Students in the Memorial Union Building (MUB) this past Wednesday, Sept. 19, were studying, chatting and catching up on homework. The doors of the Granite State Room (GSR) were framed by security guards, sparking interest from passersby.
If one chose to enter the GSR, they would have seen a large group of individuals from a variety of backgrounds, each one seated while wielding programs and American flags. They were partaking in a naturalization ceremony hosted by the University of New Hampshire (UNH) in honor of Constitution Week. At the end of it all, a total of 70 individuals were sworn in as the newest citizens of New Hampshire and the United States of America.
UNH students and UNH Law students invited to Durham flanked the back of the audience. Behind them were journalists, even more curious students, and the anxious, proud and excited family members of the new citizens-to-be, readying their cameras for a moment that no foreign-born citizen would ever forget.
The newly made citizens originated from 36 nations including India, Bhutan, Somalia, Iraq, the United Kingdom, Sweden and Egypt, among many others. Of the 70 applicants, 17 applied for new names. The clerk in attendance noted that children of these new citizens under 18 would also become citizens.
Along with the new citizens and their relatives and friend, several distinguished guests attended, among them UNH President James W. Dean, Jr.; UNH Law School Dean Megan Carpenter; New Hampshire Senator Maggie Hassan (D), Representative Carol Shea-Porter (D-NH 1), Representative Anne Kuster (D-NH 2) and representatives of Senator Jeanne Shaheen (D). Leading the naturalization ceremony was U.S New Hampshire District Court Judge Landya Boyer McCafferty, flanked by representatives from the U.S Citizenship and Immigration Services.
Dean, in his opening remarks, reminded the audience that “we are all from immigrant families. All of us. This is the story of our nation. It’s the story of the United States and we are so proud to welcome you.”
“Democracy is not a spectator sport,” Carpenter, who followed the president’s remarks and stressed the vital role of citizens in government, said. “It requires all of us through dialogue and debate, to enact laws and to vote.”
The oath of allegiance followed initial remarks and marked the final obstacle the 70 applicants between them and full U.S. citizenship. What followed the oath were cheers of congratulations as current citizens, family and friends with their newly-made citizens, as feelings of happiness and joy filled the air.
McCafferty then gave remarks to the new citizens, and explained the new educational outreach program created by the New Hampshire Federal District Court. Local high schools and universities will begin to host naturalization ceremonies, with UNH being the first university in the Granite State to host such a ceremony. Their purpose is to teach students about the citizenship process in the United States.
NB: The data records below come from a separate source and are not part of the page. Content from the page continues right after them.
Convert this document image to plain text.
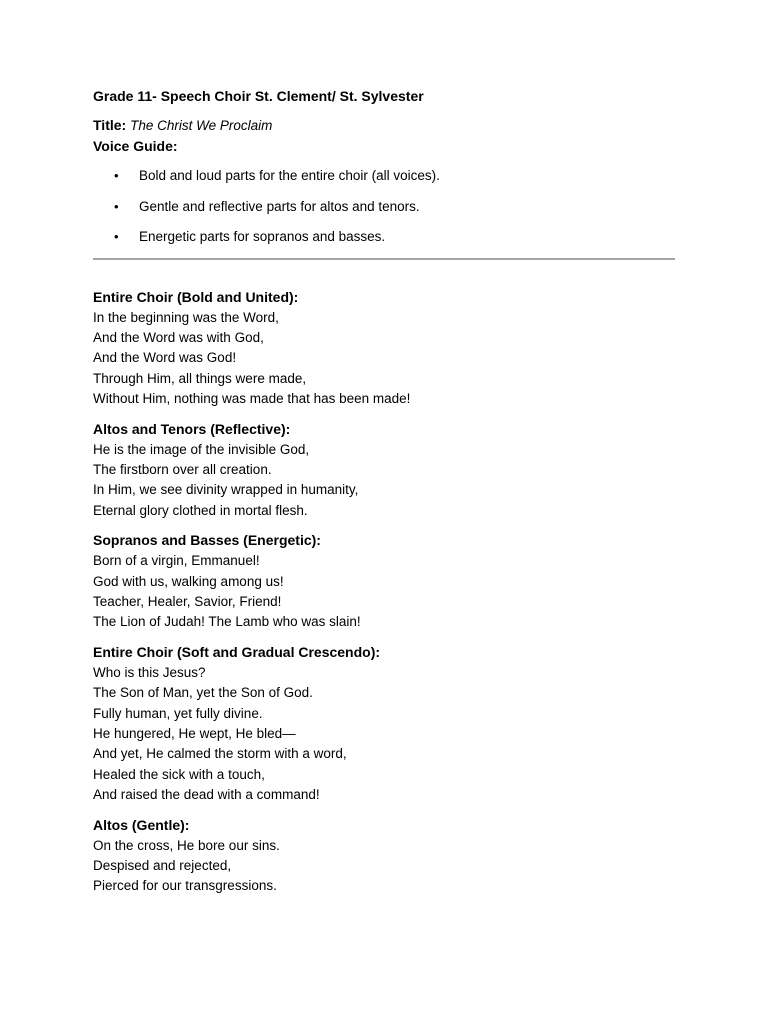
Grade 11- Speech Choir St. Clement/ St. Sylvester

Title: The Christ We Proclaim

Voice Guide:

• Bold and loud parts for the entire choir (all voices).
• Gentle and reflective parts for altos and tenors.
• Energetic parts for sopranos and basses.

Entire Choir (Bold and United):

In the beginning was the Word,

And the Word was with God,

And the Word was God!

Through Him, all things were made,

Without Him, nothing was made that has been made!

Altos and Tenors (Reflective):

He is the image of the invisible God,

The firstborn over all creation.

In Him, we see divinity wrapped in humanity,

Eternal glory clothed in mortal flesh.

Sopranos and Basses (Energetic):

Born of a virgin, Emmanuel!

God with us, walking among us!

Teacher, Healer, Savior, Friend!

The Lion of Judah! The Lamb who was slain!

Entire Choir (Soft and Gradual Crescendo):

Who is this Jesus?

The Son of Man, yet the Son of God.

Fully human, yet fully divine.

He hungered, He wept, He bled—

And yet, He calmed the storm with a word,

Healed the sick with a touch,

And raised the dead with a command!

Altos (Gentle):

On the cross, He bore our sins.

Despised and rejected,

Pierced for our transgressions.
After briefly listing the privileges and responsibilities of an American citizen, the judge invoked the spirit of one of Former President John F. Kennedy’s most iconic quotes, preaching to the applicants to embrace their new status and dedication to their new home: “it is not what your country can do for you, it is what you can do for your country.”
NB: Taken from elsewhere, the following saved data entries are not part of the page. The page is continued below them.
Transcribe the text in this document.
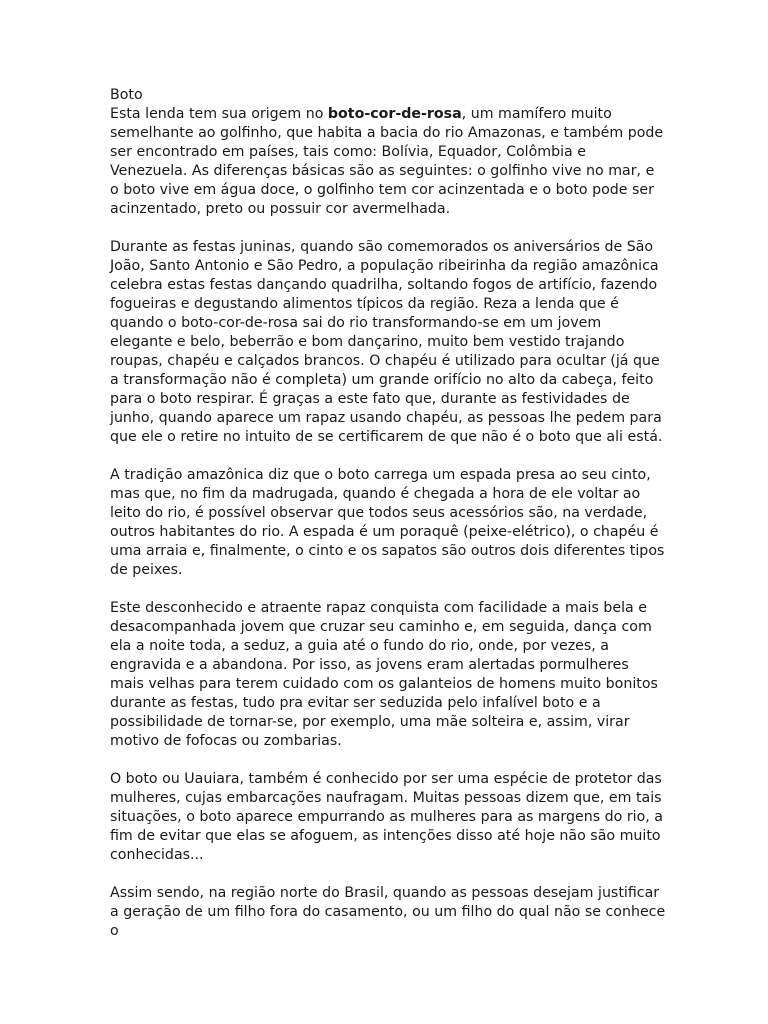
Boto

Esta lenda tem sua origem no boto-cor-de-rosa, um mamífero muito semelhante ao golfinho, que habita a bacia do rio Amazonas, e também pode ser encontrado em países, tais como: Bolívia, Equador, Colômbia e Venezuela. As diferenças básicas são as seguintes: o golfinho vive no mar, e o boto vive em água doce, o golfinho tem cor acinzentada e o boto pode ser acinzentado, preto ou possuir cor avermelhada.

Durante as festas juninas, quando são comemorados os aniversários de São João, Santo Antonio e São Pedro, a população ribeirinha da região amazônica celebra estas festas dançando quadrilha, soltando fogos de artifício, fazendo fogueiras e degustando alimentos típicos da região. Reza a lenda que é quando o boto-cor-de-rosa sai do rio transformando-se em um jovem elegante e belo, beberrão e bom dançarino, muito bem vestido trajando roupas, chapéu e calçados brancos. O chapéu é utilizado para ocultar (já que a transformação não é completa) um grande orifício no alto da cabeça, feito para o boto respirar. É graças a este fato que, durante as festividades de junho, quando aparece um rapaz usando chapéu, as pessoas lhe pedem para que ele o retire no intuito de se certificarem de que não é o boto que ali está.

A tradição amazônica diz que o boto carrega um espada presa ao seu cinto, mas que, no fim da madrugada, quando é chegada a hora de ele voltar ao leito do rio, é possível observar que todos seus acessórios são, na verdade, outros habitantes do rio. A espada é um poraquê (peixe-elétrico), o chapéu é uma arraia e, finalmente, o cinto e os sapatos são outros dois diferentes tipos de peixes.

Este desconhecido e atraente rapaz conquista com facilidade a mais bela e desacompanhada jovem que cruzar seu caminho e, em seguida, dança com ela a noite toda, a seduz, a guia até o fundo do rio, onde, por vezes, a engravida e a abandona. Por isso, as jovens eram alertadas pormulheres mais velhas para terem cuidado com os galanteios de homens muito bonitos durante as festas, tudo pra evitar ser seduzida pelo infalível boto e a possibilidade de tornar-se, por exemplo, uma mãe solteira e, assim, virar motivo de fofocas ou zombarias.

O boto ou Uauiara, também é conhecido por ser uma espécie de protetor das mulheres, cujas embarcações naufragam. Muitas pessoas dizem que, em tais situações, o boto aparece empurrando as mulheres para as margens do rio, a fim de evitar que elas se afoguem, as intenções disso até hoje não são muito conhecidas...

Assim sendo, na região norte do Brasil, quando as pessoas desejam justificar a geração de um filho fora do casamento, ou um filho do qual não se conhece o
To follow McCafferty’s honor, Hassan and Shea-Porter spoke to the new citizens. Hassan reminded current and new citizens of the importance of community engagement, and how “justice requires that we share power. That’s what our democracy is all about…”
“It is about the respect for each other as citizens of this wonderful state even when we don’t know each other,” Hassan added. “We understand that each one of us is empowered to protect liberty and to work and strive for justice.”
Shea-Porter used her address to preach a similar message concerning active democratic participation, asking “each one of you to remember how you felt today, to share that with your community and family members, and to participate because you too are now Americans. This land belongs to you.”
Following Shea-Porter’s words was Associate Dean of Academic Affairs Reginald Wilburn, leading a singing of “America the Beautiful.”
A letter of welcome by UNH Law School Professor Behzad Mirhashem, who was naturalized as a U.S. citizen in 1994 after immigrating from Iran with his parents during the Iranian Revolution, ended with his wish that “you [the naturalized individuals] as new citizens will explore and discover for yourselves the ideals that define American citizenship.”
With that, the years and struggles the 70 applicants had faced to reach UNH and their ultimate goal up to this point – to gain a new sense of identity as United States citizens – ended with their first recitation of the Pledge of Allegiance, led by Student Body President Ethan McClanahan and a standing for the “Star-Spangled Banner.”
As special as this ceremony was for the newly sworn-in citizens, it was an opportunity for UNH students to understanding what U.S. citizenship means for those who attain it through naturalization. Although it was the last step in the long and difficult quest to obtain citizenship, it showed natural born citizens how meaningful it is to those who sought to live in this country for a multitude of reasons.
Amongst the vast diversity of the applicants, one similarity stood out amongst each of the speakers: the use of the word “privilege,” a word describing the true value of U.S. citizenship, especially for those who found it that day.